A lot of that is thanks to the band's guitarist and longtime producer, Chris Walla, who — with mixing help from alt-rock luminary Alan Moulder — has created a space for Gibbard's melodies that's as vast and conflicted as Southern California. When Gibbard played a stalker over motorik propulsion on Narrow Stairs' eight-minute first single, "I Will Possess Your Heart," he was stepping out of his comfort zone, and it didn't entirely work. When this still-recent honeymooner rejects womanizing on potential future single "Some Boys," tweaking the Rolling Stones' "Some Girls" while subtly incorporating elements of 1970s art-rock, he's playing to his strengths. It's a refreshing change.
Gibbard sounds most at home on joyful finale "Stay Young, Go Dancing," where he giddily embraces waltzing the years away with his wife in a city he once dubbed "the belly of the beast." The lyrics have a casualness that rings true — a touching contrast from the cloying self-deprecation of Narrow Stairs love song "You Can Do Better Than Me." There's even a quick nod to the Supremes in the line "When she sings, I hear a symphony."

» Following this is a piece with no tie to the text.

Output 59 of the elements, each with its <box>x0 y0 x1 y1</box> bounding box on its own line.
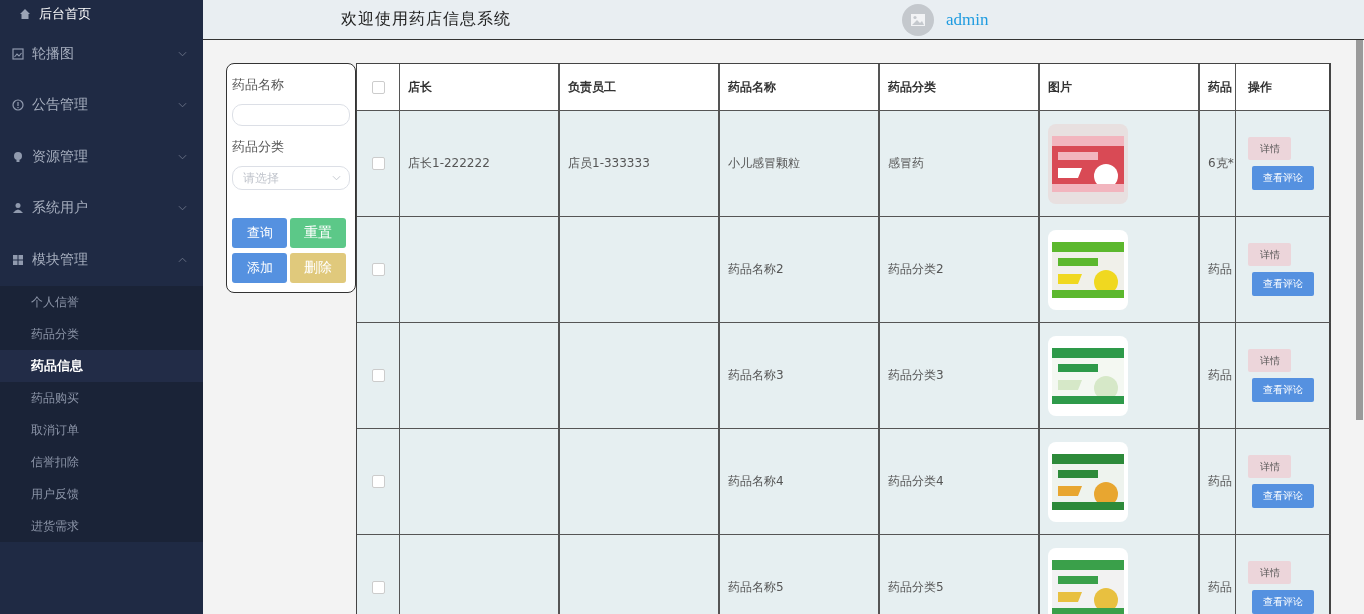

Gibbard's lyrics will always make or break the deal for many listeners, but what distinguishes Codes and Keys is its Walla-led emphasis on electronics. An extended keyboard meditation opens album centerpiece "Unobstructed Views"; on the penultimate "St. Peter's Cathedral," Gibbard murmurs over a minimal whir, with bum-bum backing vocals replacing a guitar line. Both songs do a good job of setting the concept of home life within an existential context: No God, no afterlife, only love. Love and song. An album obsessed with the concept of home, Codes and Keys sees Death Cab sounding at home within itself. On the title track, Gibbard repeats "We are one/ We are alive," through rickety keyboard and aching strings. It's unclear whether he's addressing his wife, the band, the listener, or all of the above. Till-death-do-us-part rock: It could be huge.